Device-specific Compilation

Once a target device has been selected, the quantum circuit — typically designed in a device-agnostic fashion that does not account for hardware limitations (such as a limited gate set or limited connectivity) — must be compiled so that it actually becomes executable on that device.

Compilation itself is a sequential process consisting of a series of compilation passes that step-by-step transform the original quantum circuit until it conforms to the limitations imposed by the target device. Since many of the underlying problems in compilation are computationally hard, an ever-growing variety of compilation passes is available across several quantum SDKs and software tools—each with their own advantages and disadvantages.

As a result of the sheer number of options, choosing the best sequence of compilation passes for a given application is nearly impossible. Consequently, most quantum SDKs (such as Qiskit and TKET) provide easy-to-use high-level function calls that encapsulate their sequence of compilation passes into a single compilation flow. While this allows convenient circuit compilation, it has several drawbacks:

  • It creates a kind of vendor lock that limits the available compilation passes to those provided by the SDK offering the compilation flow.

  • The respective compilation flows are designed to be broadly applicable and are neither device-specific nor circuit-specific.

  • No means are provided to optimize for a customizable figure of merit.
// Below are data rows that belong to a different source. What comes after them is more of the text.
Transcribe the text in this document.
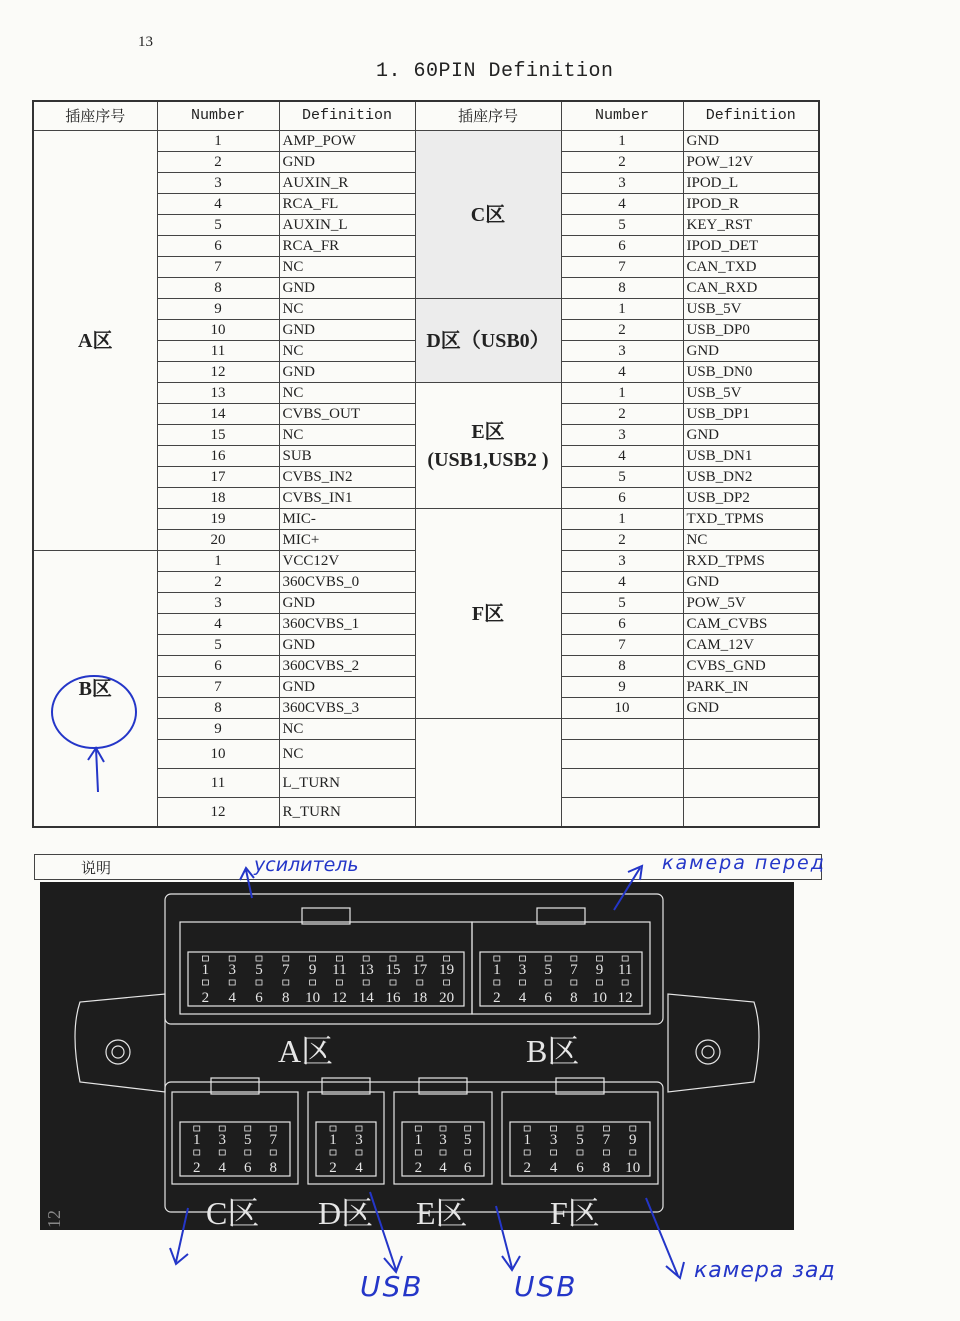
13
1. 60PIN Definition
插座序号	Number	Definition	插座序号	Number	Definition
A区	1	AMP_POW	C区	1	GND
	2	GND		2	POW_12V
	3	AUXIN_R		3	IPOD_L
	4	RCA_FL		4	IPOD_R
	5	AUXIN_L		5	KEY_RST
	6	RCA_FR		6	IPOD_DET
	7	NC		7	CAN_TXD
	8	GND		8	CAN_RXD
	9	NC	D区（USB0）	1	USB_5V
	10	GND		2	USB_DP0
	11	NC		3	GND
	12	GND		4	USB_DN0
	13	NC	E区 (USB1,USB2 )	1	USB_5V
	14	CVBS_OUT		2	USB_DP1
	15	NC		3	GND
	16	SUB		4	USB_DN1
	17	CVBS_IN2		5	USB_DN2
	18	CVBS_IN1		6	USB_DP2
	19	MIC-	F区	1	TXD_TPMS
	20	MIC+		2	NC
B区	1	VCC12V		3	RXD_TPMS
	2	360CVBS_0		4	GND
	3	GND		5	POW_5V
	4	360CVBS_1		6	CAM_CVBS
	5	GND		7	CAM_12V
	6	360CVBS_2		8	CVBS_GND
	7	GND		9	PARK_IN
	8	360CVBS_3		10	GND
	9	NC			
	10	NC			
	11	L_TURN			
	12	R_TURN			
说明
1
2
3
4
5
6
7
8
9
10
11
12
13
14
15
16
17
18
19
20
A区
1
2
3
4
5
6
7
8
9
10
11
12
B区
1
2
3
4
5
6
7
8
C区
1
2
3
4
D区
1
2
3
4
5
6
E区
1
2
3
4
5
6
7
8
9
10
F区
12
усилитель	камера перед
USB	USB	камера зад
To overcome these limitations, the MQT Predictor framework provides device-specific quantum circuit compilers by combining compilation passes from various compiler tools and learning optimized sequences of those passes with respect to a customizable figure of merit. This mix-and-match approach eliminates vendor lock-in and enables optimized compilers that transcend the capabilities of individual tools.

The compilation process is modeled as a Markov Decision Process and takes three inputs to train a reinforcement learning (RL) model that acts as a compiler:

  1. Training circuits

  2. The targeted quantum device

  3. The figure of merit to optimize for

Illustration of the RL model

The trained model can then be used to compile any quantum circuit for the targeted device.